利害調整機能とは、利害関係者への利益の分配方法を決定し、利害の対立が起こった際にはその利害の調整を行う機能のことを指します。
具体的には、利害関係者の立場により異なりますので、例を用いて説明します。
たとえば、企業と利害関係者の対立において、最も高い割合を占めると言われているのが株主と経営者間での対立です。利害調整機能は、多くの場合この関係を調整するものとなります。
経営者は、株主から委託された資金を、適切に運用しなければなりません。株主に最大限の利益を還元できるよう努力をする「受託責任」を負っているからです。
しかし、経営者が自身の役員報酬を上げるなど、株主の利益よりも、自分の利益を優先させてしまう可能性もあります。
だからこそ、財務会計が必要なのです。財務会計により、企業にとっては経営者が受託責任を果たしているかどうかを客観的に明示することができ、株主にとっては出資金が正しい方法で運用されているかどうかを知ることができます。
管理会計とは
次に、管理会計について解説します。管理会計とは、企業が経営分析や経営判断、事業の改善施策をするために必要な会計の総称です。
財務会計が外部ステークホルダーなど「社外向け」の会計であったのに対して、管理会計は「社内向け」の会計となります。
そのため、管理会計は外部に公表する義務などはなく、各企業が任意で行う会計となります。決められた会計基準などもありません。
管理会計の目的
管理会計は、社長をはじめとする経営陣が経営分析や経営判断、事業の改善施策をするために行われます。
経営分析や経営判断、事業の改善施策をするために必要な情報は企業により異なります。開示義務などが法律で定められているわけでもなく、会計基準が統一されているわけでもありませんので、管理会計は企業ごとの評価指標に合わせたフォーマットで作成・分析されます。
管理会計の種類
管理会計では、様々な活用方法があります。今回は、「原価管理」と「予算管理」、「経営分析」の3つの方法をご紹介します。
原価管理
原価管理とは、その名の通り製品の製造やサービスの提供にかかるコスト(原価)の改善を行うための管理です。原価の目標額を算出し、実際に発生した額と比較し、分析をすることで、コスト削減を目指します。
業種によって管理すべき原価は異なりますが、原価には材料費だけではなく、労務費や販管費、オフィスの賃料など、様々な費用が含まれます。
原価管理を行うことにより、不要なコストカットができるので利益の確保に繋がりますし、損益分岐点が明確になるので、より経営判断が行いやすくなります。
予算管理
次に、予算管理です。予算管理とは、経営計画に基づいて予算計画を策定し、各部門が計画通りに実績を出せているか進捗を把握しながら、計画と異なっている場合は阻害要因を分析することです。

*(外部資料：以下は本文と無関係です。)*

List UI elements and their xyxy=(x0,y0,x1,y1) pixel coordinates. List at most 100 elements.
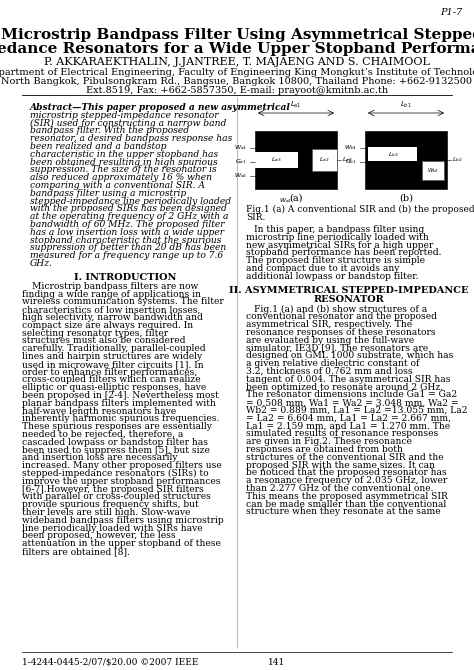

多くの企業では月次予算管理を取り入れており、企業の経営状況を正しく把握するために重要な管理指標の一つです。
予算にも種類があり、企業の売上目標である「売上予算」、外注費や材料費などを扱う「原価予算」、人件費や広告宣伝費などの一般管理費を扱う「経費予算」などがあります。
経営分析
最後に、経営分析です。経営分析とは、経営状態を把握するために、財務諸表などから、現在の損益や資産がどの程度なのか、成長率はどのくらいかといった経営状態を分析するために必要な指標を明確にすることを指します。
業界・業種、企業によって見るべき指標は異なりますが、主な分析指標としては、収益性分析、安全性分析、生産性分析、活動性分析、成長性分析などが挙げられます。
経営分析に取り組むことで、利益拡大を目指すためにはそれぞれの指標でどのように目標設定すべきなのかや、現状の課題を客観的に把握することができます。
管理会計を導入するメリットとデメリット
財務会計は法律で義務付けられているのに対して、管理会計は任意となっています。そのため、自社が管理会計を導入するべきかどうか考えている方もいらっしゃるかもしれません。
そこで、ここからは管理会計を導入する際のメリットとデメリットを説明します。
管理会計を導入するメリット
管理会計のメリットは、「経営に活かしやすい会計情報」であることです。
これは、経営課題をいち早く発見することに繋がります。財務会計でも、財務諸表から経営状況を把握・分析することに慣れている人であれば経営に活かすことはできますが、財務諸表は「経営に活かす」ことではなく「決算書の開示」を第一目的に作られたものなので、情報の関係性が少々分かりにくいと思います。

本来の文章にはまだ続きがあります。